‘Economic Situation Affecting Drug Availability and Affordability in Nigeria’


Martins Ifijeh
Following the economic downturn in the country, the Association of Community Pharmacists of Nigeria (ACPN) has raised the alarm that some important drugs were going out of the Nigerian market, while the available ones were becoming too expensive for the ordinary Nigerians to purchase.

Revealing this in Lagos during the celebration of ACPN Day in Iju Ishaga, the Chairman of the Lagos branch of the association, Pharm. Biola Paul-Ozieh, said the high foreign exchange rate and the consequent high cost of purchase and importation of medicines were discouraging importers from importing medicines, as they are unable to get their funds back when they sell their products in the country.

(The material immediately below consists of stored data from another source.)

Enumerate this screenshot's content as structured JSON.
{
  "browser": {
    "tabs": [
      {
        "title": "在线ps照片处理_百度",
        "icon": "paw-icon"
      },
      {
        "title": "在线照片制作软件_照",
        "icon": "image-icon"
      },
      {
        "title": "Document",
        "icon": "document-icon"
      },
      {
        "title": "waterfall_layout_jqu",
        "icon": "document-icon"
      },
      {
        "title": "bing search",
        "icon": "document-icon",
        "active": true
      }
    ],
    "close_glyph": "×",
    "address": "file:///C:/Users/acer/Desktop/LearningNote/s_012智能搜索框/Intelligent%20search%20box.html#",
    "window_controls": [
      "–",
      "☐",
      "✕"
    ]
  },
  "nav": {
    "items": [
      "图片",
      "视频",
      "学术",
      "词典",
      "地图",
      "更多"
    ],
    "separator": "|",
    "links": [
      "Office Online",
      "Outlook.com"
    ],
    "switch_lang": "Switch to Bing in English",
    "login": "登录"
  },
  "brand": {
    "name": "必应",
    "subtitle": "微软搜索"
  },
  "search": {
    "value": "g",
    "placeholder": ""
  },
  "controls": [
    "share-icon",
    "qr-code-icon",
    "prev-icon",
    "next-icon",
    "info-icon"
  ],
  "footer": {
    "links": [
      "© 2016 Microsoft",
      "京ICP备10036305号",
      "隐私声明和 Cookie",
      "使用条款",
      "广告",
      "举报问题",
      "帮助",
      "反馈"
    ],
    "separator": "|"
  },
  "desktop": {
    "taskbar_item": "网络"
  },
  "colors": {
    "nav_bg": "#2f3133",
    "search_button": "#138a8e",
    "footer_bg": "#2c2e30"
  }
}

She said the situation has also caused the increase in the products that have been imported, adding that this was affecting the affordability of medicines among the ordinary Nigerians who pay-out-of-pocket for their healthcare.

According to her, one of the ways of getting out of the situation was for the government, stakeholders and pharmaceutical organisations to encourage local productions of drugs, adding that this would make medicines available and affordable to the citizens.

“There can’t be standard healthcare system if it is not accessible, affordable, as well as available to all. Hence, we must be able to make our drugs locally if we want to achieve this in the pharmaceutical sector. If 80 per cent of our drugs are made in Nigeria, they will be available, accessible and affordable to all Nigerians,” she added.

Paul-Ozieh also noted that Nigerians need to know the right places to access medicines, adding that any pharmacy that does not have the green cross sign should not be patronised. “Pharmacies that have the green cross sign is the appropriate place for Nigerians to get drugs because the sign means the pharmacy is registered by government, as well as also have pharmacists manning the facility.

“Do not go to any pharmacy without the sign, because there is no guarantee that their drugs are authentic,” adding that, “buying drugs from quacks and unprofessionals could cause more harm to your body,” she added.

She also advised Nigerians against over-the-counter drugs, adding that abuse of controlled drugs could damage the user, as well as have negative effect on the society at large.

The Chairman called on the government to increase enforcement against drug hawking, which she said was becoming a common menace in the society. “Those who sell drugs in trays under the sun, in buses, at night, among others should be cleared from our society, because they are doing more harm to Nigerians than we can imagine,” she added.
Lending his voice, the former Chairman, Lagos branch, ACPN, Pharm. Oyewole Anthony, said Nigerians must be able to different genuine and fake drugs through proper identification of registered pharmacies and unregistered ones.

“Only patronise the pharmacies with the green cross sign. The sign is usually placed as a signpost in front of the pharmacy where it is visible to everyone,” he added.